Ex-UN climate chief faces trial in India for sexual offences
In this Jan. 21, 2010 file photo, the U.N. Intergovernmental Panel on Climate Change (IPCC) head Rajendra Pachauri looks on at a press conference in New Delhi, India. An Indian court ruled on Friday, Sept. 14, 2018, there is enough evidence to send India's former U.N. climate chief Pachauri to trial on charges of stalking and sexual harassment in a case filed by a former female colleague in New Delhi. (AP Photo/Gurinder Osan, File)
The Associated Press
Published Saturday, September 15, 2018 6:48AM EDT
NEW DELHI -- An Indian court has ruled there is enough evidence to send former U.N. climate chief Rajendra Pachauri to trial on charges of stalking and sexual harassment in a case filed by a former female colleague in New Delhi.
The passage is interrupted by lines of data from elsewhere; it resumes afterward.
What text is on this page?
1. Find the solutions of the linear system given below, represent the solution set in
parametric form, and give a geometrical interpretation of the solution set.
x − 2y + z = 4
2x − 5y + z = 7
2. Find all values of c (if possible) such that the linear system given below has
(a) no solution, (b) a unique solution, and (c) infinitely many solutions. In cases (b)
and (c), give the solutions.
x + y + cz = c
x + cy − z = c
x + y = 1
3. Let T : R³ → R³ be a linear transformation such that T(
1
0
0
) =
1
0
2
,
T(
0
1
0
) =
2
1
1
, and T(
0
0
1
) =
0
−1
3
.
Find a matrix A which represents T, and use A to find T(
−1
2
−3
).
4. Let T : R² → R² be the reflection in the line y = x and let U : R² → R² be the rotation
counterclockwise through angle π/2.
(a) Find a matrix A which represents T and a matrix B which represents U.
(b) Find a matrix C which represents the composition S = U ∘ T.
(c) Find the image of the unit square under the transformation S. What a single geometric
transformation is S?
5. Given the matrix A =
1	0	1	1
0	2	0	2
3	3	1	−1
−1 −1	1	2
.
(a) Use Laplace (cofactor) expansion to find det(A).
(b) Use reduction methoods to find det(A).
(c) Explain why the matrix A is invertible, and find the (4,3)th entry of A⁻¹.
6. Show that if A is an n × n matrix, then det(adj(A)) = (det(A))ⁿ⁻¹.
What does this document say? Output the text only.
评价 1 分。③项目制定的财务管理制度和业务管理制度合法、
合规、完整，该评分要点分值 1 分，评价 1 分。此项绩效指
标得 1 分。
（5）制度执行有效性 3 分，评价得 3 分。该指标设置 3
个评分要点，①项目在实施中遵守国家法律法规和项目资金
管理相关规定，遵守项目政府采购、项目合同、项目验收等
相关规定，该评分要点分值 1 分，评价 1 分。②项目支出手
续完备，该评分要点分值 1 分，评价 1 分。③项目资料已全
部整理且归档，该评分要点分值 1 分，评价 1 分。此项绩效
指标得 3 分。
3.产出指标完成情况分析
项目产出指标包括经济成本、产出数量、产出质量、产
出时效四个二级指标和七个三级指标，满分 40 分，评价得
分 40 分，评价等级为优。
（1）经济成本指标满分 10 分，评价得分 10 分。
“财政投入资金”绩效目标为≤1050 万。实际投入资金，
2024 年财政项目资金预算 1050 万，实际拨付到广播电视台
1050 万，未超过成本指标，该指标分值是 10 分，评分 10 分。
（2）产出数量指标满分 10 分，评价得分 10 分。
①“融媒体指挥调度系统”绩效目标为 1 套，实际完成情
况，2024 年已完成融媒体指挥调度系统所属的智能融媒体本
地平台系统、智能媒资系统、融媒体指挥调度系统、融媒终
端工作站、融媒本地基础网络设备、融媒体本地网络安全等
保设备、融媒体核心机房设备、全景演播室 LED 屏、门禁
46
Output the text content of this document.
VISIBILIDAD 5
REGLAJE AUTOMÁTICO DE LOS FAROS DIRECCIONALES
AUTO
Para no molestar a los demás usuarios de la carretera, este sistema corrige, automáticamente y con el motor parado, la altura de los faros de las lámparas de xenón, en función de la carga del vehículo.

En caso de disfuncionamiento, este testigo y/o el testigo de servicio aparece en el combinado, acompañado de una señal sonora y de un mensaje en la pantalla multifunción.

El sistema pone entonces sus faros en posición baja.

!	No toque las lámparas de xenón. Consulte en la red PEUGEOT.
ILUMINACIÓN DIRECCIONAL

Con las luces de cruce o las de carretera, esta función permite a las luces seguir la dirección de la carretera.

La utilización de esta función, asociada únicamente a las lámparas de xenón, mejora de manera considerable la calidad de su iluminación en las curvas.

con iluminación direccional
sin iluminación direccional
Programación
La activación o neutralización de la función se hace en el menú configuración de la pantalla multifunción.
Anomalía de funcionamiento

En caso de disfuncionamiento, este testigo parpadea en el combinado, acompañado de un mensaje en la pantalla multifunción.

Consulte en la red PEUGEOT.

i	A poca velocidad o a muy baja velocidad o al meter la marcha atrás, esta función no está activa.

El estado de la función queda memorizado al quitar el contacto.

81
Ashish Dixit, a lawyer who represented Pachauri before the magistrate on Friday, said there was no case against Pachauri and he will fight the charges during the trial, the Press Trust of India news agency reported.
Magistrate Charu Gupta set Oct. 20 for pretrial proceedings.
Police registered the case against Pachauri after the 29-year-old female colleague accused him three years ago of sexual harassment, stalking and criminal intimidation.
"Chuffed to bits. This has not been easy," the woman told reporters after Friday's court session. "This is a big leap towards the truth. I am relieved, and exhausted fighting Pachauri."
Pachauri worked with the woman at The Energy and Resources Institute, or TERI, a New Delhi environmental think-tank he had headed for more than three decades.
He has denied the allegations, but resigned from both the U.N. Intergovernmental Panel on Climate Change and TERI after the woman's accusations were made public.
If convicted, Pachauri faces a prison sentence of two years.
Apart from the police investigation, TERI's internal complaints committee examined the evidence presented by the woman, questioned some other employees and concluded that the allegations of sexual harassment were valid.
Pachauri had chaired the U.N. climate panel -- considered the world's authority on climate science -- and accepted the 2007 Nobel Peace Prize on its behalf. The panel shared the award with former U.S. Vice-President Al Gore.